The massive number of animals euthanized in shelters ‘was the secret that no one wanted to talk about or hear about’ even as recently as the 1990s, when 17 million animals were being destroyed annually, according to the ASPCA.

– Pet overpopulation and sterilization conferences are drawing thousands. In September, the Southern Regional Spay/Neuter Leadership Conference takes place in Memphis; in October the Fix It Forum will be held in Oak Brook, Ill.

– Big companies are contributing millions. In 2006, PetSmart Charities gave $4.2 million to sterilization initiatives, nearly triple the amount granted in 2002. And the foundation just announced a $6 million, five-year program called Spay Texas, which it believes will sterilize 1 million pets.

– Groups large and small are providing or subsidizing low-cost or free sterilizations, often using mobile units.The North Shore Animal League America is making it simple for anyone anywhere to locate discounted programs. Its SPAY/USA (800-248-7729 or http://www.spayusa.org) service constantly updates a list and answers 2,800 queries a month.

– The Humane Alliance in Asheville, which performs 22,000 sterilizations annually and is regarded as the gold standard for low-cost, high-volume spay/neuters, has received grants from the ASPCA and PetSmart Charities to help groups in several states, including California, Illinois, Georgia, Tennessee and Ohio, establish similar programs. The euthanasia rate in the Asheville area has been reduced by 72%.

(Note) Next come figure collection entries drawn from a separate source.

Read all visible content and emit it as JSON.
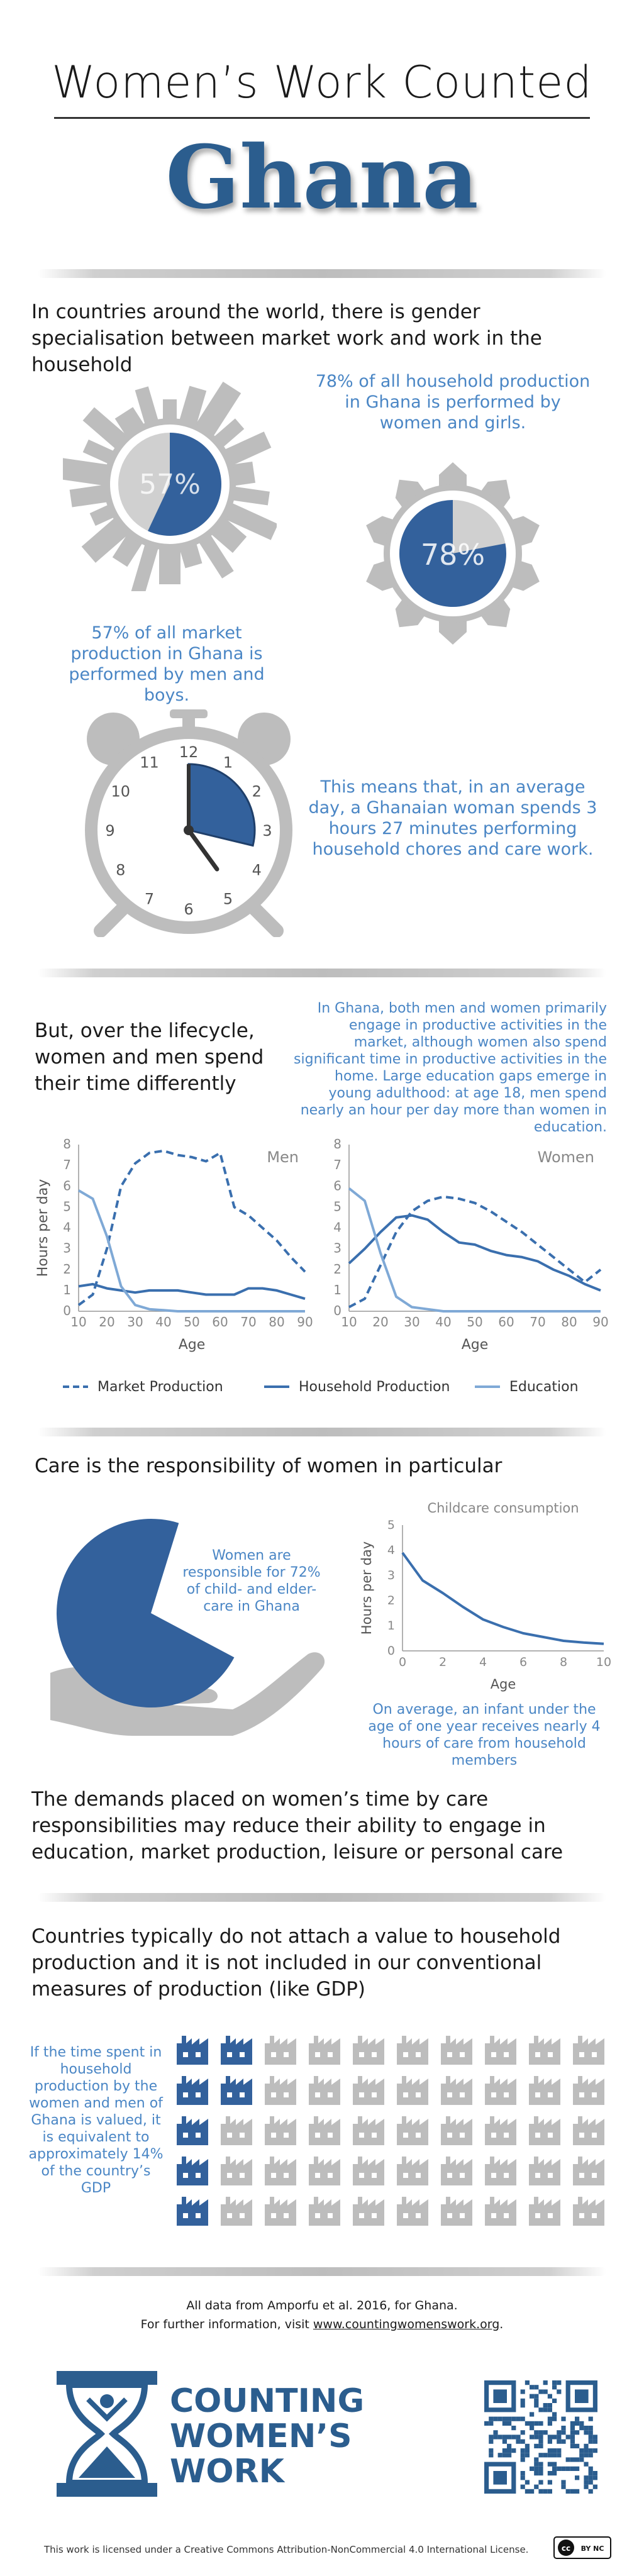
{
  "header": {
    "title": "Women’s Work Counted",
    "country": "Ghana"
  },
  "section1": {
    "intro": "In countries around the world, there is gender specialisation between market work and work in the household",
    "market_pie_label": "57%",
    "market_value": 57,
    "market_caption": "57% of all market production in Ghana is performed by men and boys.",
    "household_caption": "78% of all household production in Ghana is performed by women and girls.",
    "household_pie_label": "78%",
    "household_value": 78,
    "clock_caption": "This means that, in an average day, a Ghanaian woman spends 3 hours 27 minutes performing household chores and care work.",
    "clock_numbers": [
      "12",
      "1",
      "2",
      "3",
      "4",
      "5",
      "6",
      "7",
      "8",
      "9",
      "10",
      "11"
    ]
  },
  "section2": {
    "heading": "But, over the lifecycle, women and men spend their time differently",
    "note": "In Ghana, both men and women primarily engage in productive activities in the market, although women also spend significant time in productive activities in the home. Large education gaps emerge in young adulthood: at age 18, men spend nearly an hour per day more than women in education.",
    "legend": [
      {
        "label": "Market Production",
        "style": "dashed"
      },
      {
        "label": "Household Production",
        "style": "solid"
      },
      {
        "label": "Education",
        "style": "light"
      }
    ]
  },
  "chart_data": [
    {
      "type": "line",
      "title": "Men",
      "xlabel": "Age",
      "ylabel": "Hours per day",
      "x": [
        10,
        15,
        20,
        25,
        30,
        35,
        40,
        45,
        50,
        55,
        60,
        65,
        70,
        75,
        80,
        85,
        90
      ],
      "xticks": [
        "10",
        "20",
        "30",
        "40",
        "50",
        "60",
        "70",
        "80",
        "90"
      ],
      "yticks": [
        "0",
        "1",
        "2",
        "3",
        "4",
        "5",
        "6",
        "7",
        "8"
      ],
      "xlim": [
        10,
        90
      ],
      "ylim": [
        0,
        8
      ],
      "series": [
        {
          "name": "Market Production",
          "values": [
            0.3,
            0.8,
            3.0,
            6.0,
            7.1,
            7.6,
            7.7,
            7.5,
            7.4,
            7.2,
            7.6,
            5.0,
            4.6,
            4.0,
            3.4,
            2.6,
            1.9
          ]
        },
        {
          "name": "Household Production",
          "values": [
            1.2,
            1.3,
            1.1,
            1.0,
            0.9,
            1.0,
            1.0,
            1.0,
            0.9,
            0.8,
            0.8,
            0.8,
            1.1,
            1.1,
            1.0,
            0.8,
            0.6
          ]
        },
        {
          "name": "Education",
          "values": [
            5.8,
            5.4,
            3.6,
            1.2,
            0.3,
            0.1,
            0.05,
            0.0,
            0.0,
            0.0,
            0.0,
            0.0,
            0.0,
            0.0,
            0.0,
            0.0,
            0.0
          ]
        }
      ]
    },
    {
      "type": "line",
      "title": "Women",
      "xlabel": "Age",
      "ylabel": "",
      "x": [
        10,
        15,
        20,
        25,
        30,
        35,
        40,
        45,
        50,
        55,
        60,
        65,
        70,
        75,
        80,
        85,
        90
      ],
      "xticks": [
        "10",
        "20",
        "30",
        "40",
        "50",
        "60",
        "70",
        "80",
        "90"
      ],
      "yticks": [
        "0",
        "1",
        "2",
        "3",
        "4",
        "5",
        "6",
        "7",
        "8"
      ],
      "xlim": [
        10,
        90
      ],
      "ylim": [
        0,
        8
      ],
      "series": [
        {
          "name": "Market Production",
          "values": [
            0.2,
            0.6,
            2.2,
            3.8,
            4.8,
            5.3,
            5.5,
            5.4,
            5.2,
            4.8,
            4.3,
            3.8,
            3.2,
            2.6,
            2.0,
            1.4,
            2.0
          ]
        },
        {
          "name": "Household Production",
          "values": [
            2.3,
            3.0,
            3.8,
            4.5,
            4.6,
            4.4,
            3.8,
            3.3,
            3.2,
            2.9,
            2.7,
            2.6,
            2.4,
            2.0,
            1.7,
            1.3,
            1.0
          ]
        },
        {
          "name": "Education",
          "values": [
            5.9,
            5.3,
            2.8,
            0.7,
            0.2,
            0.1,
            0.0,
            0.0,
            0.0,
            0.0,
            0.0,
            0.0,
            0.0,
            0.0,
            0.0,
            0.0,
            0.0
          ]
        }
      ]
    },
    {
      "type": "line",
      "title": "Childcare consumption",
      "xlabel": "Age",
      "ylabel": "Hours per day",
      "x": [
        0,
        1,
        2,
        3,
        4,
        5,
        6,
        7,
        8,
        9,
        10
      ],
      "xticks": [
        "0",
        "2",
        "4",
        "6",
        "8",
        "10"
      ],
      "yticks": [
        "0",
        "1",
        "2",
        "3",
        "4",
        "5"
      ],
      "xlim": [
        0,
        10
      ],
      "ylim": [
        0,
        5
      ],
      "series": [
        {
          "name": "Childcare consumption",
          "values": [
            3.9,
            2.8,
            2.3,
            1.75,
            1.25,
            0.95,
            0.7,
            0.55,
            0.4,
            0.33,
            0.28
          ]
        }
      ]
    }
  ],
  "section3": {
    "heading": "Care is the responsibility of women in particular",
    "hand_caption": "Women are responsible for 72% of child- and elder-care in Ghana",
    "care_share": 72,
    "infant_caption": "On average, an infant under the age of one year receives nearly 4 hours of care from household members"
  },
  "section4": {
    "demands": "The demands placed on women’s time by care responsibilities may reduce their ability to engage in education, market production, leisure or personal care"
  },
  "section5": {
    "heading": "Countries typically do not attach a value to household production and it is not included in our conventional measures of production (like GDP)",
    "gdp_caption": "If the time spent in household production by the women and men of Ghana is valued, it is equivalent to approximately 14% of the country’s GDP",
    "gdp_share": 14,
    "icon_total": 50,
    "icon_highlighted": 7
  },
  "footer": {
    "source": "All data from Amporfu et al. 2016, for Ghana.",
    "info_prefix": "For further information, visit ",
    "link": "www.countingwomenswork.org",
    "info_suffix": ".",
    "logo_line1": "COUNTING",
    "logo_line2": "WOMEN’S",
    "logo_line3": "WORK",
    "license": "This work is licensed under a Creative Commons Attribution-NonCommercial 4.0 International License.",
    "cc_badge": "cc",
    "cc_badge_terms": "BY NC"
  },
  "colors": {
    "accent": "#4a86c5",
    "dark_blue": "#2b5d8e",
    "pie_blue": "#33619c",
    "grey": "#bdbdbd"
  }
}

~~ USA Today, July 4, 2007

stop the downpour

Animal Services in the GTA spend millions every year to chase, shelter, feed and euthanize thousands of unwanted animals. No municipality is investing in the only proven solution to pet overpopulation: high-volume spay/neuter clinics. As long as spay/neuter surgery remains inaccessible to lower-income families, the number of unwanted animals surrendered to shelters will only increase, along with shelter costs. Shelters cannot afford to put money into public spay/neuter clinics.

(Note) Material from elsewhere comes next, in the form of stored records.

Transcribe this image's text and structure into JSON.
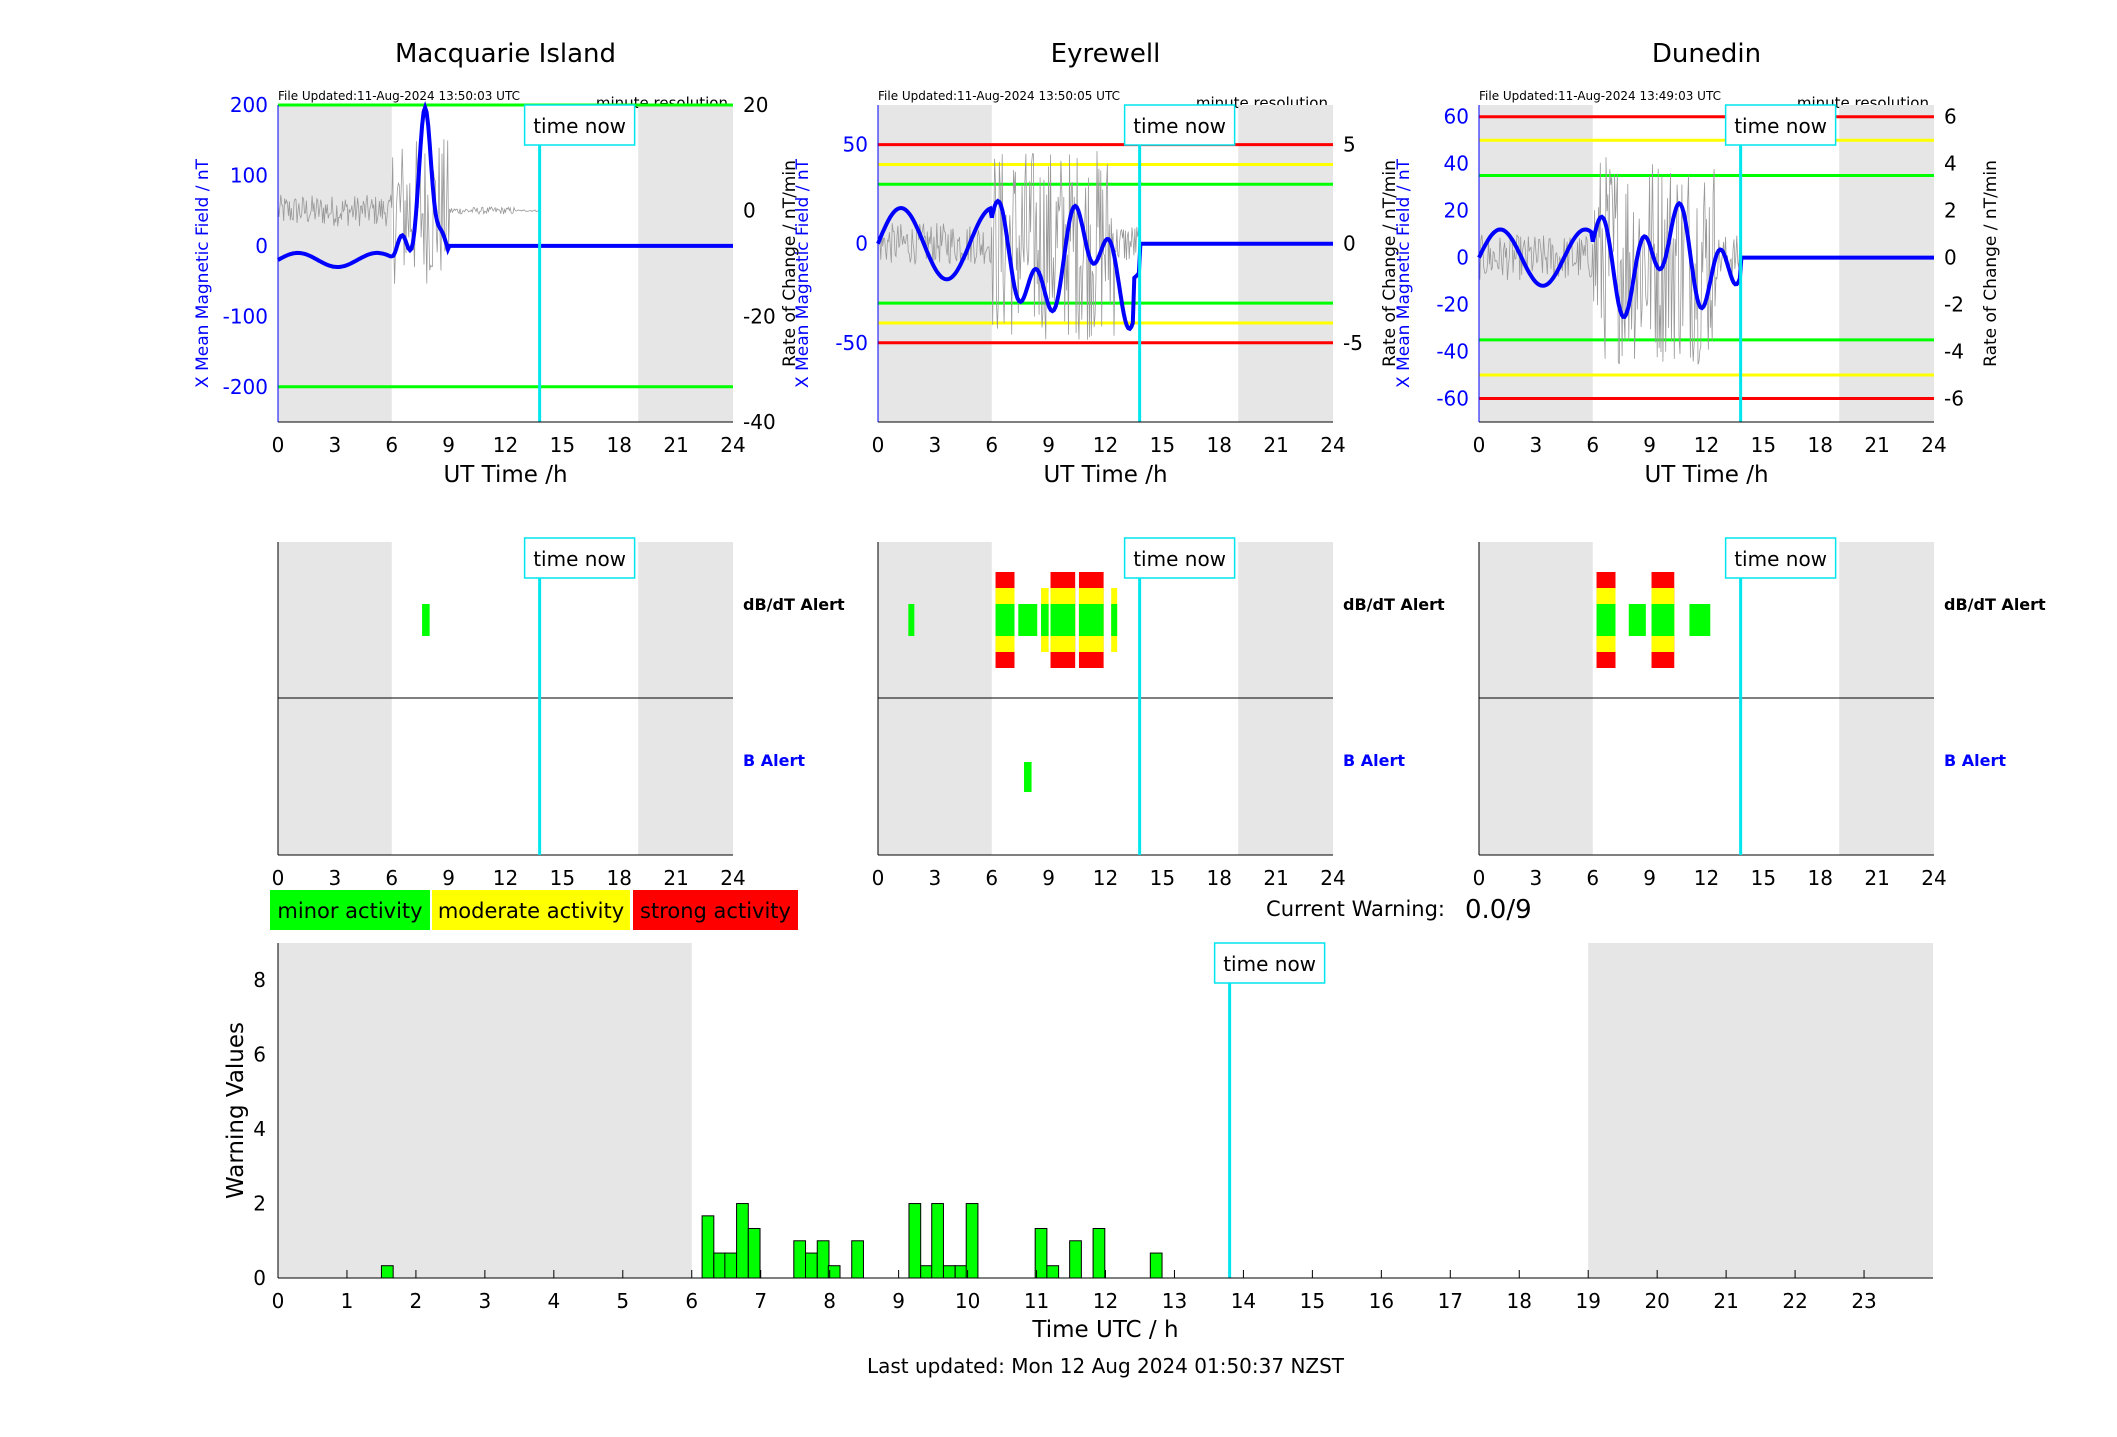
{
  "colors": {
    "minor": "#00ff00",
    "moderate": "#ffff00",
    "strong": "#ff0000",
    "now": "#00e5ee",
    "field": "#0000ff",
    "shade": "#e6e6e6"
  },
  "panels": [
    {
      "title": "Macquarie Island",
      "file_updated": "File Updated:11-Aug-2024 13:50:03 UTC",
      "resolution": "minute resolution",
      "ylabel": "X Mean Magnetic Field / nT",
      "y2label": "Rate of Change / nT/min",
      "yticks": [
        200,
        100,
        0,
        -100,
        -200
      ],
      "ylim": [
        -250,
        200
      ],
      "y2ticks": [
        20,
        0,
        -20,
        -40
      ],
      "y2lim": [
        -40,
        20
      ],
      "thresholds": [
        {
          "value": 200,
          "level": "minor"
        },
        {
          "value": -200,
          "level": "minor"
        }
      ]
    },
    {
      "title": "Eyrewell",
      "file_updated": "File Updated:11-Aug-2024 13:50:05 UTC",
      "resolution": "minute resolution",
      "ylabel": "X Mean Magnetic Field / nT",
      "y2label": "Rate of Change / nT/min",
      "yticks": [
        50,
        0,
        -50
      ],
      "ylim": [
        -90,
        70
      ],
      "y2ticks": [
        5,
        0,
        -5
      ],
      "y2lim": [
        -9,
        7
      ],
      "thresholds": [
        {
          "value": 50,
          "level": "strong"
        },
        {
          "value": 40,
          "level": "moderate"
        },
        {
          "value": 30,
          "level": "minor"
        },
        {
          "value": -30,
          "level": "minor"
        },
        {
          "value": -40,
          "level": "moderate"
        },
        {
          "value": -50,
          "level": "strong"
        }
      ]
    },
    {
      "title": "Dunedin",
      "file_updated": "File Updated:11-Aug-2024 13:49:03 UTC",
      "resolution": "minute resolution",
      "ylabel": "X Mean Magnetic Field / nT",
      "y2label": "Rate of Change / nT/min",
      "yticks": [
        60,
        40,
        20,
        0,
        -20,
        -40,
        -60
      ],
      "ylim": [
        -70,
        65
      ],
      "y2ticks": [
        6,
        4,
        2,
        0,
        -2,
        -4,
        -6
      ],
      "y2lim": [
        -7,
        6.5
      ],
      "thresholds": [
        {
          "value": 60,
          "level": "strong"
        },
        {
          "value": 50,
          "level": "moderate"
        },
        {
          "value": 35,
          "level": "minor"
        },
        {
          "value": -35,
          "level": "minor"
        },
        {
          "value": -50,
          "level": "moderate"
        },
        {
          "value": -60,
          "level": "strong"
        }
      ]
    }
  ],
  "xticks": [
    0,
    3,
    6,
    9,
    12,
    15,
    18,
    21,
    24
  ],
  "xlabel": "UT Time /h",
  "time_now": 13.8,
  "time_now_label": "time now",
  "shaded": [
    [
      0,
      6
    ],
    [
      19,
      24
    ]
  ],
  "alerts_labels": {
    "dbdt": "dB/dT Alert",
    "b": "B Alert"
  },
  "alerts": [
    {
      "dbdt": [
        [
          7.6,
          8,
          "minor"
        ]
      ],
      "b": []
    },
    {
      "dbdt": [
        [
          1.6,
          1.9,
          "minor"
        ],
        [
          6.2,
          7.2,
          "strong"
        ],
        [
          7.4,
          8.4,
          "minor"
        ],
        [
          8.6,
          9,
          "moderate"
        ],
        [
          9.1,
          10.4,
          "strong"
        ],
        [
          10.6,
          11.9,
          "strong"
        ],
        [
          12.3,
          12.6,
          "moderate"
        ]
      ],
      "b": [
        [
          7.7,
          8.1,
          "minor"
        ]
      ]
    },
    {
      "dbdt": [
        [
          6.2,
          7.2,
          "strong"
        ],
        [
          7.9,
          8.8,
          "minor"
        ],
        [
          9.1,
          10.3,
          "strong"
        ],
        [
          11.1,
          12.2,
          "minor"
        ]
      ],
      "b": []
    }
  ],
  "legend": [
    "minor activity",
    "moderate activity",
    "strong activity"
  ],
  "current_warning": {
    "label": "Current Warning:",
    "value": "0.0/9"
  },
  "chart_data": {
    "type": "bar",
    "ylabel": "Warning Values",
    "xlabel": "Time UTC / h",
    "ylim": [
      0,
      9
    ],
    "yticks": [
      0,
      2,
      4,
      6,
      8
    ],
    "xticks": [
      0,
      1,
      2,
      3,
      4,
      5,
      6,
      7,
      8,
      9,
      10,
      11,
      12,
      13,
      14,
      15,
      16,
      17,
      18,
      19,
      20,
      21,
      22,
      23
    ],
    "bars": [
      [
        1.5,
        0.33
      ],
      [
        6.15,
        1.67
      ],
      [
        6.32,
        0.67
      ],
      [
        6.48,
        0.67
      ],
      [
        6.65,
        2
      ],
      [
        6.82,
        1.33
      ],
      [
        7.48,
        1
      ],
      [
        7.65,
        0.67
      ],
      [
        7.82,
        1
      ],
      [
        7.98,
        0.33
      ],
      [
        8.32,
        1
      ],
      [
        9.15,
        2
      ],
      [
        9.32,
        0.33
      ],
      [
        9.48,
        2
      ],
      [
        9.65,
        0.33
      ],
      [
        9.82,
        0.33
      ],
      [
        9.98,
        2
      ],
      [
        10.98,
        1.33
      ],
      [
        11.15,
        0.33
      ],
      [
        11.48,
        1
      ],
      [
        11.82,
        1.33
      ],
      [
        12.65,
        0.67
      ]
    ]
  },
  "footer": "Last updated: Mon 12 Aug 2024 01:50:37 NZST"
}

Spaycentral is poised to become the GTA’s first such clinic, and funds are being raised to open the facility in donated space at OSPCA’s Newmarket headquarters.

The clinic will be run by the charity Spaycentral Toronto. Operating out of the Newmarket facility, the shelter will be easily accessible from highway 404, and a shuttle service is planned to and from the Don Mills subway station, supplemented by volunteer pickup and drop-off.

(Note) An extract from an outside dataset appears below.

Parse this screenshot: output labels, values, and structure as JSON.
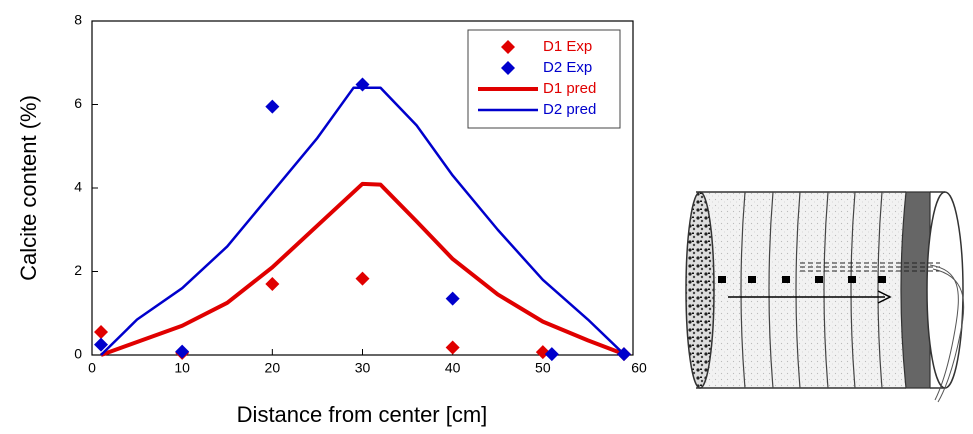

Operating on a self-financing business model, income from surgery fees and use of volunteers in non-surgical positions will allow the clinic to raise the revenues to cover expenses. It is expect that the clinic’s operations will break even after one year, and that after three years, profits will be put toward opening a second clinic. It is estimated that 7,800 surgeries can be accomplished in the first year, increasing to 12,000 and 18,000 surgeries in years two and three. A program for strays and feral cats is being planned.

Spaycentral Toronto is part of the National Spay Neuter Response Team (NSNRT) initiative of the Humane Alliance, located in Asheville, North Carolina. The Humane Alliance has developed a boilerplate program that organizations such as Spaycentral can use to fast-track the opening of spay/neuter clinics. Sixteen US clinics already operate successfully on this clinic model

As well as operating its own spay/neuter clinic that sterilizes thousands of dogs and cats each year, the Humane Alliance also offers a valuable mentoring and training program that supports clinics like Spaycentral Toronto.

Spaycentral is the first Canadian organization accepted into the program.